Building a vector similarity search app with Azure AI Vision and PostgreSQL

Have you ever found yourself in a situation where you remember what happened in a movie but struggle to recall its name and can’t come up with the right words to search for it? Or, maybe you’ve had that moment when you have a picture of a product you wish to purchase but aren’t sure how to find it online.

Unlike traditional search systems that rely on mentions of keywords, tags, or other metadata, vector search leverages machine learning to capture the meaning of data, allowing you to search by what you mean. Consider the second scenario from the paragraph above as an example. In a vector search system, you can simply use the image of a product to find similar ones instead of struggling to come up with the proper search words. This method is also known as “reverse image search.”

Vector search works by transforming data, such as text, images, videos, and audio, into a numerical representation that is called vector embedding and applying nearest neighbor algorithms to find similar data.

Introduction

A few days ago, I had a wonderful time delivering a session about building a vector search system using Azure Cosmos DB for PostgreSQL and Azure AI Vision at the monthly Azure Cosmos DB Usergroup’s virtual show hosted by Jay Gordon and Microsoft Reactor. In this article, I will document the main points of my session and provide you with learning resources and code examples.

You will:

  • Understand the concept of vector embeddings and how a vector search similarity system works.
  • Use the Azure AI Vision Image Retrieval APIs for converting images and text into a vector representation.
  • Build a vector search system with Azure Cosmos DB for PostgreSQL and Azure AI Vision.

Before you start, follow these steps to set up your workspace:

What are vector embeddings?

In simple terms, vector embeddings are numerical representations of data, such as images, text, videos, and audio.

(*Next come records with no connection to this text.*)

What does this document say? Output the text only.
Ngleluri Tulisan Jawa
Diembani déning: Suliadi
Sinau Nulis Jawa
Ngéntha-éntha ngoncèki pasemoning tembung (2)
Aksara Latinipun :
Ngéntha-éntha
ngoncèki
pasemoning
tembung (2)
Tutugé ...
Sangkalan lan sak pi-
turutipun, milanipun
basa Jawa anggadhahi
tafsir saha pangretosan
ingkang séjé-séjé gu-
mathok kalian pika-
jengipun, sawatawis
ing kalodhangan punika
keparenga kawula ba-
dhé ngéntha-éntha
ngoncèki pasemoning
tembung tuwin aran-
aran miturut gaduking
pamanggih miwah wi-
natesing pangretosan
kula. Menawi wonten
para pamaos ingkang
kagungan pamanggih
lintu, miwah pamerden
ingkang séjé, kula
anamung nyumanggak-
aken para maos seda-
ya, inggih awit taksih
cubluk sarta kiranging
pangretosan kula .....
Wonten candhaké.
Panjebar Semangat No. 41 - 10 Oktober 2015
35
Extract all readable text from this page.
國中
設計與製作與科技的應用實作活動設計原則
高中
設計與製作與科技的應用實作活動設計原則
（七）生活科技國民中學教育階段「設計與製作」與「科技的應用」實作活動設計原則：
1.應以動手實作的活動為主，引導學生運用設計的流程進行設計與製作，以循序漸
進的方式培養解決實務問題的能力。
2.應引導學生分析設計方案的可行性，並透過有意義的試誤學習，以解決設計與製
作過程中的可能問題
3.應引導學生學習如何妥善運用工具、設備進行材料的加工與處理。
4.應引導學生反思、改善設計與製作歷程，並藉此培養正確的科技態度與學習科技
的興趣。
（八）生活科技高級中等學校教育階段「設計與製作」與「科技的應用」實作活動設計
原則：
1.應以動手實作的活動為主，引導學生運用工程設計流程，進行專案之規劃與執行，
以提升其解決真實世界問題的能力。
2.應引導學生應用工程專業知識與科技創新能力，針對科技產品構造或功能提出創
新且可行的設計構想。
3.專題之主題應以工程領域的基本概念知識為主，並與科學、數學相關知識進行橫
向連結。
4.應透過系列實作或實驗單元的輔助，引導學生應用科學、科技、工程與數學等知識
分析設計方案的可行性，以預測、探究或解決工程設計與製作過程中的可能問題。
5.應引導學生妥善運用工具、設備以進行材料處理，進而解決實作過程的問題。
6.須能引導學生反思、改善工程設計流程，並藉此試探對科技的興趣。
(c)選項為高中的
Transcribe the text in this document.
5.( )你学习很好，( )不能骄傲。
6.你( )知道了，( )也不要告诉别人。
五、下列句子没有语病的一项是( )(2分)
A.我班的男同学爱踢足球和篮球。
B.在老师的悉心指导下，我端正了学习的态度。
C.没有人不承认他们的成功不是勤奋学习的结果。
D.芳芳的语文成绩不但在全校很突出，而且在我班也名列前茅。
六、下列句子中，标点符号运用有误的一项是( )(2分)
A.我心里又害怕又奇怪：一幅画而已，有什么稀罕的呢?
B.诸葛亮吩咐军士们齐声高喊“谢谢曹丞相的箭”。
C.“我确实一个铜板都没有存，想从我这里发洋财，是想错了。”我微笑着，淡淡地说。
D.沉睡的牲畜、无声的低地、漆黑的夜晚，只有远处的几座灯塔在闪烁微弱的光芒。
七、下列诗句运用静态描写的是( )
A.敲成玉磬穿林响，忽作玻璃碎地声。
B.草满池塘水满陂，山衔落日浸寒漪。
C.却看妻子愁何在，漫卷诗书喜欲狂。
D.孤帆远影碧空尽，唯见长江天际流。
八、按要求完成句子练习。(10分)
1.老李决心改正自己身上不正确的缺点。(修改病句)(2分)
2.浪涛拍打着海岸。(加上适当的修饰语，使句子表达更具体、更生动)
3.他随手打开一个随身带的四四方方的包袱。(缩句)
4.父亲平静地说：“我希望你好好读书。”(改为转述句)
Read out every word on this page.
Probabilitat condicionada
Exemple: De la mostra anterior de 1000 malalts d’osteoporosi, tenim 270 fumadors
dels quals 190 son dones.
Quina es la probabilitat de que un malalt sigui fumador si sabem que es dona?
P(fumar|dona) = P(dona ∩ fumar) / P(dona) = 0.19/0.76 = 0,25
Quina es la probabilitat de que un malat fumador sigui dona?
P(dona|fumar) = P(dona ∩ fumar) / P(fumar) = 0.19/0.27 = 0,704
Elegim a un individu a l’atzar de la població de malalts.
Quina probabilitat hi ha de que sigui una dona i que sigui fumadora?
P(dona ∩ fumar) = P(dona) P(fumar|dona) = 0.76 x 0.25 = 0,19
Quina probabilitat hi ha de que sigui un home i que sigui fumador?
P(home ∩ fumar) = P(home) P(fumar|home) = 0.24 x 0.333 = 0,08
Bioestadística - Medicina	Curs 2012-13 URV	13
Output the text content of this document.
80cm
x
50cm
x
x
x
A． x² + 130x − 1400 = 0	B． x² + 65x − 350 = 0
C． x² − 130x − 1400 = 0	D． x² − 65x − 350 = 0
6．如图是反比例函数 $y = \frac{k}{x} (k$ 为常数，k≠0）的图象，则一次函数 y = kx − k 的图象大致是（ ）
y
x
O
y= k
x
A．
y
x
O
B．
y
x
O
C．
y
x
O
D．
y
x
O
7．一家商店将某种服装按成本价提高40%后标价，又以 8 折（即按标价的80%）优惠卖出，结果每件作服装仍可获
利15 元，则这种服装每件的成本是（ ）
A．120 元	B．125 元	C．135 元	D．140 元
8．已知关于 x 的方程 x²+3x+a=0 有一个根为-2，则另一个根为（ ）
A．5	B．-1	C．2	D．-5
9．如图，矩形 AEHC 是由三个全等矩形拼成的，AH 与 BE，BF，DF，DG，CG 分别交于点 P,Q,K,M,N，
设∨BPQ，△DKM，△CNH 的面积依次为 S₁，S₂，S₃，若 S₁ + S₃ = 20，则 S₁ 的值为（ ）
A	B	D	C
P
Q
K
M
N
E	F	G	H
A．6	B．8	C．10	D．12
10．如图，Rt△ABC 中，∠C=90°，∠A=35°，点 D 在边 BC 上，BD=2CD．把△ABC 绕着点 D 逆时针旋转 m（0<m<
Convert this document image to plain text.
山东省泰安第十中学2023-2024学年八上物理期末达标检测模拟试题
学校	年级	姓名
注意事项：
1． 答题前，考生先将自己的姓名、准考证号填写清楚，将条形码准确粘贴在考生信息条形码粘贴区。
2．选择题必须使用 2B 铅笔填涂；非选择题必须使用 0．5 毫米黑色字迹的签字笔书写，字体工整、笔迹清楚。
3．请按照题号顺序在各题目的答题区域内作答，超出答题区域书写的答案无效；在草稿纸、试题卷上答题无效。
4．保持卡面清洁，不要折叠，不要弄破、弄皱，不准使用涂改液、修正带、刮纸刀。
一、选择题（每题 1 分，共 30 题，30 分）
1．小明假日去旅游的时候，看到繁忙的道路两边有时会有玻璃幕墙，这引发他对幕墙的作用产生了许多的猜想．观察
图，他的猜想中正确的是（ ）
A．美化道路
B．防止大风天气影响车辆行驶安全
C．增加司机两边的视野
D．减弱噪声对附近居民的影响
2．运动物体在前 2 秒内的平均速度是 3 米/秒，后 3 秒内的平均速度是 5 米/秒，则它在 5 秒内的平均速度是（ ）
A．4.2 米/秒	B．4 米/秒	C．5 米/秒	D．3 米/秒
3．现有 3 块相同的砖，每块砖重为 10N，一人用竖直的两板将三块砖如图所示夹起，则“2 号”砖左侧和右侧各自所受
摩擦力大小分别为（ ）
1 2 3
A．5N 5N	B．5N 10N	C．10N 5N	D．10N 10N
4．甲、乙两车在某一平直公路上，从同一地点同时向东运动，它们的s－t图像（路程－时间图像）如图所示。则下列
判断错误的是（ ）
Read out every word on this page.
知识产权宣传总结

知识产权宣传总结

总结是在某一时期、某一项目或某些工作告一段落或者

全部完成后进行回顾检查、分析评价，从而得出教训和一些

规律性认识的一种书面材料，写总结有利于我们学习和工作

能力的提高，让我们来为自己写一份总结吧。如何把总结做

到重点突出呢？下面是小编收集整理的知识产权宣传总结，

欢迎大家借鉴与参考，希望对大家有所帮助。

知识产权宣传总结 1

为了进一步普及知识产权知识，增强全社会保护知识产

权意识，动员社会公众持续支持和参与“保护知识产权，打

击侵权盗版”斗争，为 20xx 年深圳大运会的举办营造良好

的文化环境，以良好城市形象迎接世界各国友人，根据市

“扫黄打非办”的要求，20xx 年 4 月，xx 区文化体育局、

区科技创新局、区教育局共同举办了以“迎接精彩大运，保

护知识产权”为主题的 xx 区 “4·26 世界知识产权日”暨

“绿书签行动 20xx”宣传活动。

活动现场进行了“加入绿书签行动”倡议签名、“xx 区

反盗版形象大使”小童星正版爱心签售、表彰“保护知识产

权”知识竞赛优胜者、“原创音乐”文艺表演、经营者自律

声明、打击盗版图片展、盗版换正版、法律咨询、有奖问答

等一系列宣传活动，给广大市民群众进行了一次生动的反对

These vectors are high-dimensional dense vectors, with each dimension containing information about the original content. By translating data into vectors, computers can capture the meaning of the data and understand the semantic similarity between two objects. We can quantify semantic similarity of two objects by their proximity in a vector space.

Vector embeddings and vector similarity.
Vector embeddings and vector similarity.

We can measure the semantic similarity by using a distance metric such as Euclidean distance, inner product, or cosine distance. In the following examples, we will use the cosine similarity, which is defined as the cosine of the angle between the two vectors.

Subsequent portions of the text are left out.